There is a paucity of data to guide treatment decisions for symptomatic lymphoceles after radical prostatectomy. We examined our experience to create a treatment algorithm.
We evaluated all patients that underwent radical prostatectomy at our institution from 2003-2012. Presenting signs, management and treatment outcomes were evaluated.
Of the 8,081 patients who underwent radical prostatectomy from 2003-2012, we identified 123(1.5%) patients who developed a symptomatic lymphocele, 70 sterile and 53 infected. Percutaneous aspiration was performed in 26/123 (21%) patients, of those, 100% recurred. A drain was placed in 86/123 (70%) patients for a median of 13 vs 33 days for the infected and sterile lymphocele groups, respectively (p<0.001). The median duration of drainage for sterile lymphoceles was 15 vs 58 days for lymphoceles <10cm vs ≥ 10cm (p<0.001). Percutaneous drainage was successful in 93% and 86% of patients with infected and sterile lymphoceles, respectively. Laparoscopic unroofing was performed in 18 sterile lymphocele patients (15%) with a success rate of 94%.

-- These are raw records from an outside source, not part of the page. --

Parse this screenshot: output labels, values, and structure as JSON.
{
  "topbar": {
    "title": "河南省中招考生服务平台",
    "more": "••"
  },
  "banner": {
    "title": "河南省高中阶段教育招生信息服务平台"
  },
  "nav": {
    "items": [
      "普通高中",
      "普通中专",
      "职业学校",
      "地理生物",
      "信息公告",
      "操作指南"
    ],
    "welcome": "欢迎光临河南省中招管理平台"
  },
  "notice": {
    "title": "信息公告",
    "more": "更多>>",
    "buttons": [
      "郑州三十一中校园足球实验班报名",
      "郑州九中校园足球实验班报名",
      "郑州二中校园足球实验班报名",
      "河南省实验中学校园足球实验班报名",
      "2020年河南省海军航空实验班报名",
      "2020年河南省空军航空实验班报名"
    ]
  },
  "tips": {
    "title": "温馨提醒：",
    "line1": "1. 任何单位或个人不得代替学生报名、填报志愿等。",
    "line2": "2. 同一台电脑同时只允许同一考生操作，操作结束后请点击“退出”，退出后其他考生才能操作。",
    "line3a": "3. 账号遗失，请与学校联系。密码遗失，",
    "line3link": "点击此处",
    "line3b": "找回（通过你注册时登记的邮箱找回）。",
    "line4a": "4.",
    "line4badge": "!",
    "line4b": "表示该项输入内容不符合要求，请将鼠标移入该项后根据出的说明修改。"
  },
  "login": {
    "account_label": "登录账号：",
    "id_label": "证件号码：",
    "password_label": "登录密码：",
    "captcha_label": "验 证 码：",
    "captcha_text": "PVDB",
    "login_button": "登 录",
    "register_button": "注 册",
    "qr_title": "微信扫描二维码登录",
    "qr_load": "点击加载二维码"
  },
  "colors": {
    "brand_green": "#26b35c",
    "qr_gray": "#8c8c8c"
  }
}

Aspiration of symptomatic lymphoceles should be reserved for diagnostic purposes due to a high risk of recurrence. Infected lymphoceles are optimally treated with drain placement and antibiotics, and have excellent resolution rates. While sterile lymphoceles <10cm can be successfully managed with drain placement, if drainage and sclerotherapy fail, laparoscopic unroofing should be considered. For patients with sterile lymphoceles ≥ 10cm there should be a shared decision-making process to weigh the risk of a protracted course if a drain is utilized vs upfront laparoscopic unroofing.